Pertimbangannya, menurut dia, saat itu pelanggan golongan rumah tangga tersebut sudah mengalami kenaikan tarif listrik secara bertahap sejak Juli 2014 hingga November 2014. “Penundaan itu untuk meringankan beban ekonomi pelanggan kedua golongan tersebut,” katanya.

Dengan demikian, per Desember 2015, sebanyak 12 golongan tarif listrik sudah mengikuti mekanisme “tariff adjusment”.

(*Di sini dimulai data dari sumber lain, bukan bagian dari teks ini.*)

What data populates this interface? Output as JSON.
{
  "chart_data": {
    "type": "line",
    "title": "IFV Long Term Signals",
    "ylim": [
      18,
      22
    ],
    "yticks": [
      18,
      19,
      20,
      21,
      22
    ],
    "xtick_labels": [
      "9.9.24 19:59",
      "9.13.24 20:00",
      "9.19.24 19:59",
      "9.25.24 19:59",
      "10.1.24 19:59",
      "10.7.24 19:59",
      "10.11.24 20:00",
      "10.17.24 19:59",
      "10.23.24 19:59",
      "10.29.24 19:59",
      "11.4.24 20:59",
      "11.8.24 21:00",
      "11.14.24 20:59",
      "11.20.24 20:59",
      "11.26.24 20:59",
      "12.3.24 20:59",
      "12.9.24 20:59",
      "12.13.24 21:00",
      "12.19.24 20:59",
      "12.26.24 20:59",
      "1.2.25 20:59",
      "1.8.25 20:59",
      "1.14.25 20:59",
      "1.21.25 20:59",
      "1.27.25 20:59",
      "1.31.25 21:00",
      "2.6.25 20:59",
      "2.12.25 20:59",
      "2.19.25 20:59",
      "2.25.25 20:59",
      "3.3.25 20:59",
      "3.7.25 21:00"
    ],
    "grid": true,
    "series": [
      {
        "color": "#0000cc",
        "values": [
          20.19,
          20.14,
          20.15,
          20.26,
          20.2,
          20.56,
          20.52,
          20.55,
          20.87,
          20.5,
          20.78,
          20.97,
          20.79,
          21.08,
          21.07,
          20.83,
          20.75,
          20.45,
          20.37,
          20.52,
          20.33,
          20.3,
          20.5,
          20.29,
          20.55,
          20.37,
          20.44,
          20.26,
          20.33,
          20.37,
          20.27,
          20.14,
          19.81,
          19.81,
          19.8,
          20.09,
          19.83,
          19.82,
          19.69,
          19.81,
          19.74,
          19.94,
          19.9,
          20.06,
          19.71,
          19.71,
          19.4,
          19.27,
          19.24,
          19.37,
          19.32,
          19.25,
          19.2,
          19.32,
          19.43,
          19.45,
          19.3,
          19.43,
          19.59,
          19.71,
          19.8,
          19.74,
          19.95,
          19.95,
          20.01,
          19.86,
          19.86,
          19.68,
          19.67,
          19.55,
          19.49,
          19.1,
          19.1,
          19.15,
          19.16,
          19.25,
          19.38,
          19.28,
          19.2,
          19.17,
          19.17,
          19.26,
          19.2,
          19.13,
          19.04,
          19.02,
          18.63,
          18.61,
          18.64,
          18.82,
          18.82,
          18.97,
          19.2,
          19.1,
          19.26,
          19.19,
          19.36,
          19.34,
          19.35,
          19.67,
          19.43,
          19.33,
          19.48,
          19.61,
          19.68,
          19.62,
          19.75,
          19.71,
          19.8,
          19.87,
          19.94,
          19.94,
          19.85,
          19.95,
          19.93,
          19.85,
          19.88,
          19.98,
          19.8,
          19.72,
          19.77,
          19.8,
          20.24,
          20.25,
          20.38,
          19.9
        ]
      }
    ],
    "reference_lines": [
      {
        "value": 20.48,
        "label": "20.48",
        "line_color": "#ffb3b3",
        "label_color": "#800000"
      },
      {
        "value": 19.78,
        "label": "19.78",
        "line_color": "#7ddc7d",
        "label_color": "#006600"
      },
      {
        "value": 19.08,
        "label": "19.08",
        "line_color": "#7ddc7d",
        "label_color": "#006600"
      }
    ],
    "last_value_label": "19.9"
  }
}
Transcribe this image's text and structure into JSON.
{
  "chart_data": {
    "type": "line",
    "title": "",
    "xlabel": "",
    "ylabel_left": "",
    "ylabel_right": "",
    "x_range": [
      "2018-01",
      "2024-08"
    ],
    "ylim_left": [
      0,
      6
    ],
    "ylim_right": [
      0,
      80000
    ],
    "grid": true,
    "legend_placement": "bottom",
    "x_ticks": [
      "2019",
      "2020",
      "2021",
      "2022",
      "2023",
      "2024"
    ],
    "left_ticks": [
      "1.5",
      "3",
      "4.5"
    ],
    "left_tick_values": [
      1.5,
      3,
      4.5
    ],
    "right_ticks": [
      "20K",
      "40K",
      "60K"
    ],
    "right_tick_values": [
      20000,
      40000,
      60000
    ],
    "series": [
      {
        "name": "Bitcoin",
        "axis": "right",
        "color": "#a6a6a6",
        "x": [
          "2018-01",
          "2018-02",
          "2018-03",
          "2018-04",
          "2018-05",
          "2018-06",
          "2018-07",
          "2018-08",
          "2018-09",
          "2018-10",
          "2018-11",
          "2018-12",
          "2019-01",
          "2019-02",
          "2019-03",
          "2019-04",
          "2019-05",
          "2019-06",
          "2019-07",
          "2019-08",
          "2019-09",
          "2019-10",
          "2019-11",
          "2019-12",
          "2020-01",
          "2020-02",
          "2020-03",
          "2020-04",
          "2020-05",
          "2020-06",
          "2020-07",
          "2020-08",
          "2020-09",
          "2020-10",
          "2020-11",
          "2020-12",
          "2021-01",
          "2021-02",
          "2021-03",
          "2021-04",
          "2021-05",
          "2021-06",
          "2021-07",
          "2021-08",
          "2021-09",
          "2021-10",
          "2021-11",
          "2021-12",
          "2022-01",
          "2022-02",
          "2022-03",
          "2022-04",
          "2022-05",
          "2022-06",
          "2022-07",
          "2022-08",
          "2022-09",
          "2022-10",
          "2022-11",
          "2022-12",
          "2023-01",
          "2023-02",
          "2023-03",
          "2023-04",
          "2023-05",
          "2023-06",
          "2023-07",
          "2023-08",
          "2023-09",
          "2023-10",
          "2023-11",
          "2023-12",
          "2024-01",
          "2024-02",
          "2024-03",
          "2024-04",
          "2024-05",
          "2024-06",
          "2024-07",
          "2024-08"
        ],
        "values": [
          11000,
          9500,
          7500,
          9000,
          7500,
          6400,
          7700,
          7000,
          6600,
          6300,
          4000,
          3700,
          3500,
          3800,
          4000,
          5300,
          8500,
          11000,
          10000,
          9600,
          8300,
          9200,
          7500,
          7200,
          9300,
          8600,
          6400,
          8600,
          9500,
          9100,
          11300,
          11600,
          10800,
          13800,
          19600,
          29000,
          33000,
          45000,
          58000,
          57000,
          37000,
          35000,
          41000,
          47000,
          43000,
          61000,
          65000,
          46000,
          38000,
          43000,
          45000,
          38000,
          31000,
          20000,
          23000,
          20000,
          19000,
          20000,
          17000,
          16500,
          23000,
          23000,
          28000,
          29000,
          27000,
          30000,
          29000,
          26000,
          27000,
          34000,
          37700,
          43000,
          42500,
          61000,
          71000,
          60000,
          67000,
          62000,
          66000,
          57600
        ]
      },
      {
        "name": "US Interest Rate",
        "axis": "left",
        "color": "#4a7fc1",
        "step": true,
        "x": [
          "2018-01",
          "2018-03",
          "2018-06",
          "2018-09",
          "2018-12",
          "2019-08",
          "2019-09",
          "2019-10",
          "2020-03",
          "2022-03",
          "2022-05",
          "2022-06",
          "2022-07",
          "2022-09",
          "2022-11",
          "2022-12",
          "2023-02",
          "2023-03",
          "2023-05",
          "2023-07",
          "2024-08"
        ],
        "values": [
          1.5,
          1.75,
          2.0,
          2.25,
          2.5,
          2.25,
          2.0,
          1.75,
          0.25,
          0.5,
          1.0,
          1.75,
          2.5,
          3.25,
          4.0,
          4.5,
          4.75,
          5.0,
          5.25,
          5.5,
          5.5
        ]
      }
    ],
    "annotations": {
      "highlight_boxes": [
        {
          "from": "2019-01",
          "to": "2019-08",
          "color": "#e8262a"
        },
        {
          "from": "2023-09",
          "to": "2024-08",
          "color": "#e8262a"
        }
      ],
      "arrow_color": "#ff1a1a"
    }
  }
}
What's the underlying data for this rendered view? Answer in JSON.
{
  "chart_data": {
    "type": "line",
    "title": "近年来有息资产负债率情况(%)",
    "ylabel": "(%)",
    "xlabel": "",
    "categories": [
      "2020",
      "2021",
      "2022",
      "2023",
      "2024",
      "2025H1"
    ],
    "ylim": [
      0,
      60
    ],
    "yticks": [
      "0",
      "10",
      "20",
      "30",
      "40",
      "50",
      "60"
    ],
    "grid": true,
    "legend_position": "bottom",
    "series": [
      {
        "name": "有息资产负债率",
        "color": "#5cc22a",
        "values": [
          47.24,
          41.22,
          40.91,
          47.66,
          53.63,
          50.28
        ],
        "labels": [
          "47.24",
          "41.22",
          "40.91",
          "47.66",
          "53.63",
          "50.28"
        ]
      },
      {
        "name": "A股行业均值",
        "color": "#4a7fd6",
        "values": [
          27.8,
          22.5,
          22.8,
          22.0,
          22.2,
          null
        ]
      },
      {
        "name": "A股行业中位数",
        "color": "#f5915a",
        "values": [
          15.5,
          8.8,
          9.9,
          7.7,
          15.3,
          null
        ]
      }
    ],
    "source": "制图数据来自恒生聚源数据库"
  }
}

Ke-12 golongan tarif listrik tersebut adalah rumah tangga R-1/tegangan rendah (TR) daya 1.300 VA, rumah tangga R-1/TR daya 2.200 VA, rumah tangga R-2/TR daya 3.500 VA sampai 5.500 VA, dan rumah tangga R-3/TR daya 6.600 VA ke atas.

Selanjutnya, golongan bisnis B-2/TR daya 6.600VA sampai 200 kVA, bisnis B-3/tegangan menengah (TM) daya di atas 200 kVA, industri I-3/TM daya di atas 200 kVA, dan industri I-4/tegangan tinggi (TT) daya 30.000 kVA ke atas.

Golongan lainnya adalah kantor pemerintah P-1/TR daya 6.600 VA sampai 200 kVA, kantor pemerintah P-2/TM daya di atas 200 kVA, penerangan jalan umum P-3/TR, dan ayanan khusus TR/TM/TT.

Bambang juga mengatakan, pada Desember 2015, tarif 10 golongan pelanggan yang sudah diberlakukan “tariff adjustment” per Januari 2015 mengalami penurunan dibanding November 2015.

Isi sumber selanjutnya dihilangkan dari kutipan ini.